This morning I was asked something that I didn’t think would hit me as hard as it did, let alone cause a mini crying fit. It was like a gut punch, and one that I’ve subconsciously been ignoring for who knows how long and the right person with the right question brought my awareness to it.
"Were you told to shut up a lot in previous relationships?"
Such a simple question, but one that cut a lot deeper than I thought it would.
There will be times that I’ll start rambling and when I realize that, I end with “I’m just going to stop talking now”, which is exactly what I did in this conversation with Nick. And it’s not the 1st time I’ve done it in a chat with him or others… he’s just the only one to have called me out on it.
I stopped to think about his question before responding, and that pause brought me through a highlight reel of times where one of the following:
- my voice wasn’t being heard
- I was shut down before speaking or for my thoughts
- I didn’t feel confident enough to speak due to being shut down previously
Any one of those situations is horrible. It’s uncomfortable. You feel invalid. And it’s because someone believes they’re above you in some way or another.
But to answer the question simply,
Yes, I have been told to shut up before – whether vocally, by the person’s body language, or reading the room…
Relationships are tough, and I’m not talking about romantic relationships only. I’m talking family, friends, work, etc. Those are ALL relationships that have a large impact on you, your emotions / mentality, and your life.
There was a time when I wouldn’t talk a whole lot with close family members because I felt that they didn’t care. That they didn’t care or couldn’t be bothered with what I had to say. I was scared to show my emotions, to share my feelings in fear of being judged or shut down. I feared being told how I felt, rather than having my true feelings validated.
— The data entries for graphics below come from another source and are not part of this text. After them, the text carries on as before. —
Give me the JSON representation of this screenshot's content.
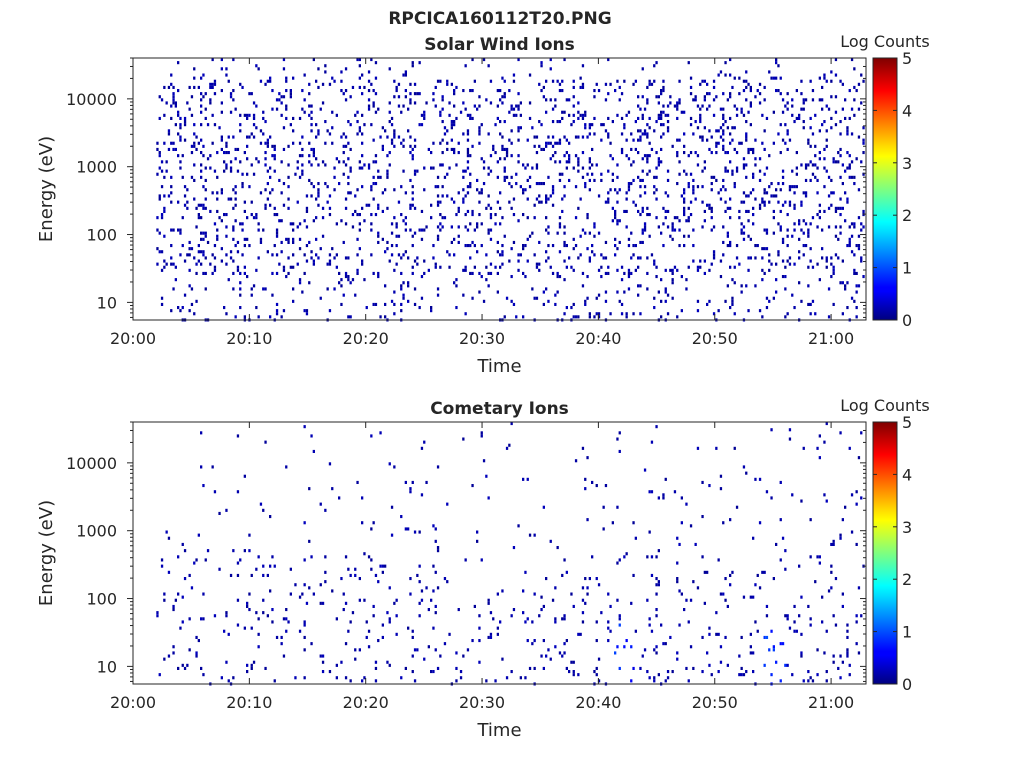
{
  "figure": {
    "title": "RPCICA160112T20.PNG"
  },
  "chart_data": [
    {
      "type": "heatmap",
      "title": "Solar Wind Ions",
      "xlabel": "Time",
      "ylabel": "Energy (eV)",
      "x_ticks": [
        "20:00",
        "20:10",
        "20:20",
        "20:30",
        "20:40",
        "20:50",
        "21:00"
      ],
      "x_range": [
        "20:00",
        "21:03"
      ],
      "y_scale": "log",
      "y_ticks": [
        "10",
        "100",
        "1000",
        "10000"
      ],
      "y_range": [
        5.5,
        40000
      ],
      "grid": false,
      "colorbar": {
        "label": "Log Counts",
        "ticks": [
          "0",
          "1",
          "2",
          "3",
          "4",
          "5"
        ],
        "range": [
          0,
          5
        ],
        "colormap": "jet"
      },
      "data_extent": {
        "time_start": "20:02",
        "time_end": "21:03"
      },
      "counts_description": "sparse counts mostly log ~0-0.5 spread across 10-20000 eV"
    },
    {
      "type": "heatmap",
      "title": "Cometary Ions",
      "xlabel": "Time",
      "ylabel": "Energy (eV)",
      "x_ticks": [
        "20:00",
        "20:10",
        "20:20",
        "20:30",
        "20:40",
        "20:50",
        "21:00"
      ],
      "x_range": [
        "20:00",
        "21:03"
      ],
      "y_scale": "log",
      "y_ticks": [
        "10",
        "100",
        "1000",
        "10000"
      ],
      "y_range": [
        5.5,
        40000
      ],
      "grid": false,
      "colorbar": {
        "label": "Log Counts",
        "ticks": [
          "0",
          "1",
          "2",
          "3",
          "4",
          "5"
        ],
        "range": [
          0,
          5
        ],
        "colormap": "jet"
      },
      "data_extent": {
        "time_start": "20:02",
        "time_end": "21:03"
      },
      "counts_description": "sparser counts, peaks near log 1 at low energies around 20:42 and 20:55"
    }
  ]
}
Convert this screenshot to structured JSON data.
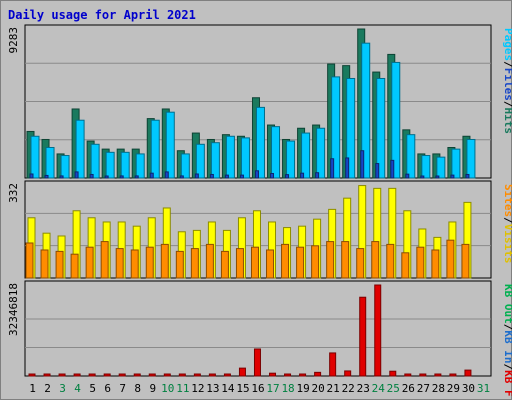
{
  "chart_data": {
    "type": "bar",
    "title": "Daily usage for April 2021",
    "categories": [
      "1",
      "2",
      "3",
      "4",
      "5",
      "6",
      "7",
      "8",
      "9",
      "10",
      "11",
      "12",
      "13",
      "14",
      "15",
      "16",
      "17",
      "18",
      "19",
      "20",
      "21",
      "22",
      "23",
      "24",
      "25",
      "26",
      "27",
      "28",
      "29",
      "30",
      "31"
    ],
    "weekend_days": [
      "3",
      "4",
      "10",
      "11",
      "17",
      "18",
      "24",
      "25",
      "31"
    ],
    "colors": {
      "hits": "#1a7a5e",
      "files": "#00c8ff",
      "pages": "#1646c8",
      "visits": "#ffff00",
      "sites": "#ff8c00",
      "kbin": "#00b050",
      "kbout": "#1e6ecc",
      "kbf": "#e00000",
      "weekday_label": "#000000",
      "weekend_label": "#008040"
    },
    "panels": [
      {
        "name": "hits-files-pages",
        "ymax_label": "9283",
        "ymax": 9283,
        "legend": [
          {
            "text": "Hits",
            "color": "#1a7a5e"
          },
          {
            "text": "/",
            "color": "#000000"
          },
          {
            "text": "Files",
            "color": "#1646c8"
          },
          {
            "text": "/",
            "color": "#000000"
          },
          {
            "text": "Pages",
            "color": "#00c8ff"
          }
        ],
        "series": [
          {
            "name": "Hits",
            "color": "#1a7a5e",
            "values": [
              2900,
              2400,
              1500,
              4300,
              2300,
              1800,
              1800,
              1800,
              3700,
              4300,
              1700,
              2800,
              2400,
              2700,
              2600,
              5000,
              3300,
              2400,
              3100,
              3300,
              7100,
              7000,
              9283,
              6600,
              7700,
              3000,
              1500,
              1500,
              1900,
              2600,
              0
            ]
          },
          {
            "name": "Files",
            "color": "#00c8ff",
            "values": [
              2600,
              1900,
              1400,
              3600,
              2100,
              1600,
              1600,
              1500,
              3600,
              4100,
              1500,
              2100,
              2200,
              2600,
              2500,
              4400,
              3200,
              2300,
              2800,
              3100,
              6300,
              6200,
              8400,
              6200,
              7200,
              2700,
              1400,
              1300,
              1800,
              2400,
              0
            ]
          },
          {
            "name": "Pages",
            "color": "#1646c8",
            "values": [
              250,
              160,
              130,
              380,
              220,
              120,
              130,
              130,
              300,
              380,
              130,
              250,
              220,
              180,
              180,
              450,
              280,
              210,
              300,
              330,
              1200,
              1250,
              1700,
              900,
              1100,
              240,
              120,
              120,
              180,
              220,
              0
            ]
          }
        ]
      },
      {
        "name": "visits-sites",
        "ymax_label": "332",
        "ymax": 332,
        "legend": [
          {
            "text": "Visits",
            "color": "#e0c000"
          },
          {
            "text": "/",
            "color": "#000000"
          },
          {
            "text": "Sites",
            "color": "#ff8c00"
          }
        ],
        "series": [
          {
            "name": "Visits",
            "color": "#ffff00",
            "values": [
              215,
              160,
              150,
              240,
              215,
              200,
              200,
              185,
              215,
              250,
              165,
              170,
              200,
              170,
              215,
              240,
              200,
              180,
              185,
              210,
              245,
              285,
              330,
              320,
              320,
              240,
              175,
              145,
              200,
              270,
              0
            ]
          },
          {
            "name": "Sites",
            "color": "#ff8c00",
            "values": [
              125,
              100,
              95,
              85,
              110,
              130,
              105,
              100,
              110,
              120,
              95,
              105,
              120,
              95,
              105,
              110,
              100,
              120,
              110,
              115,
              130,
              130,
              105,
              130,
              120,
              90,
              110,
              100,
              135,
              120,
              0
            ]
          }
        ]
      },
      {
        "name": "kbytes",
        "ymax_label": "32346818",
        "ymax": 32346818,
        "legend": [
          {
            "text": "KB F",
            "color": "#e00000"
          },
          {
            "text": "/",
            "color": "#000000"
          },
          {
            "text": "KB In",
            "color": "#1e6ecc"
          },
          {
            "text": "/",
            "color": "#000000"
          },
          {
            "text": "KB Out",
            "color": "#00b050"
          }
        ],
        "series": [
          {
            "name": "KB F",
            "color": "#e00000",
            "values": [
              300000,
              300000,
              300000,
              300000,
              300000,
              300000,
              300000,
              300000,
              300000,
              300000,
              300000,
              300000,
              300000,
              300000,
              2800000,
              9600000,
              1000000,
              300000,
              300000,
              1300000,
              8200000,
              1800000,
              28000000,
              32346818,
              1700000,
              300000,
              500000,
              300000,
              300000,
              2100000,
              0
            ]
          }
        ]
      }
    ]
  }
}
And thinking about this now, it breaks my heart.
It breaks my heart because I know these Beings are my biggest supporters. It hurts because I thought there was lack of connection, and maybe there was then, but maybe not. But because of my insecurities, I locked them out and felt like I didn’t matter or was enough. I realize that that wasn’t/ isn’t the case now.
I realize that they care, that they want to be around me, and that they’re happy to hear me ramble on about nothing because it’s connection…they get an inside look at Mariah which was a rarity before.
Recently, I had a conversation where I was open about my opinions / feelings towards whatever we were talking about. In the conversation, the response I received was to change my words and TELL me how I felt. MY feelings and my thoughts were not acknowledged, but told me how I was feeling. That is absolutely not okay, and I don’t stand for that shit.
Maybe 3+ years ago I would have bowed down and went with whatever they said. But today, NO WAY. And I hope you don’t either.
Please understand this.
No one has the power to:
Validate you, except for yourself.
Tell you who you are, except for yourself.
Tell you what you’re thoughts / feelings are, except for yourself.
Promise me that:
You will be true to yourself.
You will speak your truth.
You will honor yourself, your thoughts, and your feelings above all others.
You will seek to understand yourself and those around you
You will value yourself & not seek worth from others.
And if you’re the jackass that’s up on their high horse, get down.
Save face and get down now before someone pulls you down and embarrasses you…I say this with all the love 😉
Be YOU and be 100% absolutely PROUD of who you are.
We are all in this fight to survive in this crazy world.
Find your strength within yourself and nobody else.